Paulo Machado de Carvalho (9 November 1901 – 7 March 1992), was a Brazilian businessman, journalist and football chairman.

==Biography==

Graduated from Faculdade do Largo São Francisco, Paulo Machado de Carvalho assumed a prominent position in the 1932 Constitutionalist Revolution, where he was patron and founder of Rádio Sociedade Record, based near Praça da República. He participated in the first radio news broadcasts in Brazil alongside Assis Chateaubriand. In 1944, he acquired Rádio Panamericana, now Jovem Pan. In 1953, he participated in the founding of Rede Record television. Carvalho was the first businessman to organize a media conglomerate in Brazil, years before Roberto Marinho and Grupo Globo.

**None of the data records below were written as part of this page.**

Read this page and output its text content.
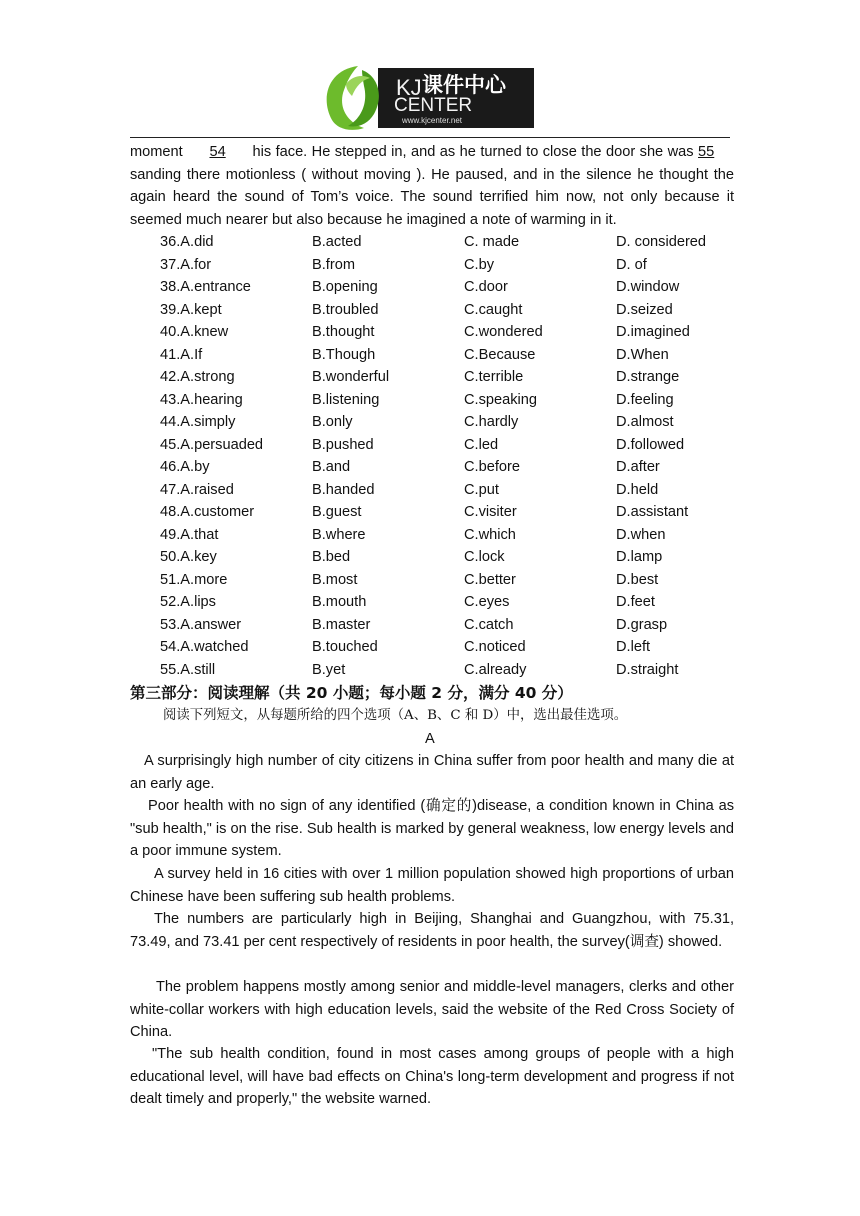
KJ
CENTER
课件中心
www.kjcenter.net

moment 54 his face. He stepped in, and as he turned to close the door she was 55 sanding there motionless ( without moving ). He paused, and in the silence he thought the again heard the sound of Tom’s voice. The sound terrified him now, not only because it seemed much nearer but also because he imagined a note of warming in it.

36.A.did	B.acted	C. made	D. considered
37.A.for	B.from	C.by	D. of
38.A.entrance	B.opening	C.door	D.window
39.A.kept	B.troubled	C.caught	D.seized
40.A.knew	B.thought	C.wondered	D.imagined
41.A.If	B.Though	C.Because	D.When
42.A.strong	B.wonderful	C.terrible	D.strange
43.A.hearing	B.listening	C.speaking	D.feeling
44.A.simply	B.only	C.hardly	D.almost
45.A.persuaded	B.pushed	C.led	D.followed
46.A.by	B.and	C.before	D.after
47.A.raised	B.handed	C.put	D.held
48.A.customer	B.guest	C.visiter	D.assistant
49.A.that	B.where	C.which	D.when
50.A.key	B.bed	C.lock	D.lamp
51.A.more	B.most	C.better	D.best
52.A.lips	B.mouth	C.eyes	D.feet
53.A.answer	B.master	C.catch	D.grasp
54.A.watched	B.touched	C.noticed	D.left
55.A.still	B.yet	C.already	D.straight
第三部分：阅读理解（共 20 小题；每小题 2 分，满分 40 分）
阅读下列短文，从每题所给的四个选项（A、B、C 和 D）中，选出最佳选项。
A

A surprisingly high number of city citizens in China suffer from poor health and many die at an early age.

Poor health with no sign of any identified (确定的)disease, a condition known in China as "sub health," is on the rise. Sub health is marked by general weakness, low energy levels and a poor immune system.

A survey held in 16 cities with over 1 million population showed high proportions of urban Chinese have been suffering sub health problems.

The numbers are particularly high in Beijing, Shanghai and Guangzhou, with 75.31, 73.49, and 73.41 per cent respectively of residents in poor health, the survey(调查) showed.

The problem happens mostly among senior and middle-level managers, clerks and other white-collar workers with high education levels, said the website of the Red Cross Society of China.

"The sub health condition, found in most cases among groups of people with a high educational level, will have bad effects on China's long-term development and progress if not dealt timely and properly," the website warned.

Paulo Machado de Carvalho also worked in his sporting career, being part of the board of São Paulo FC since 1934, and being elected president in 1940 and 1947. He was also the head of the Brazil national football team delegation in the 1958 and 1962 FIFA World Cups. responsible for making Brazil's blue away shirt official, chosen by him to be worn in the final against Sweden in 1958 because it represents the mantle of Our Lady of Aparecida, the country's patron saint. Its name gives the official name of the Estádio do Pacaembu since 1961.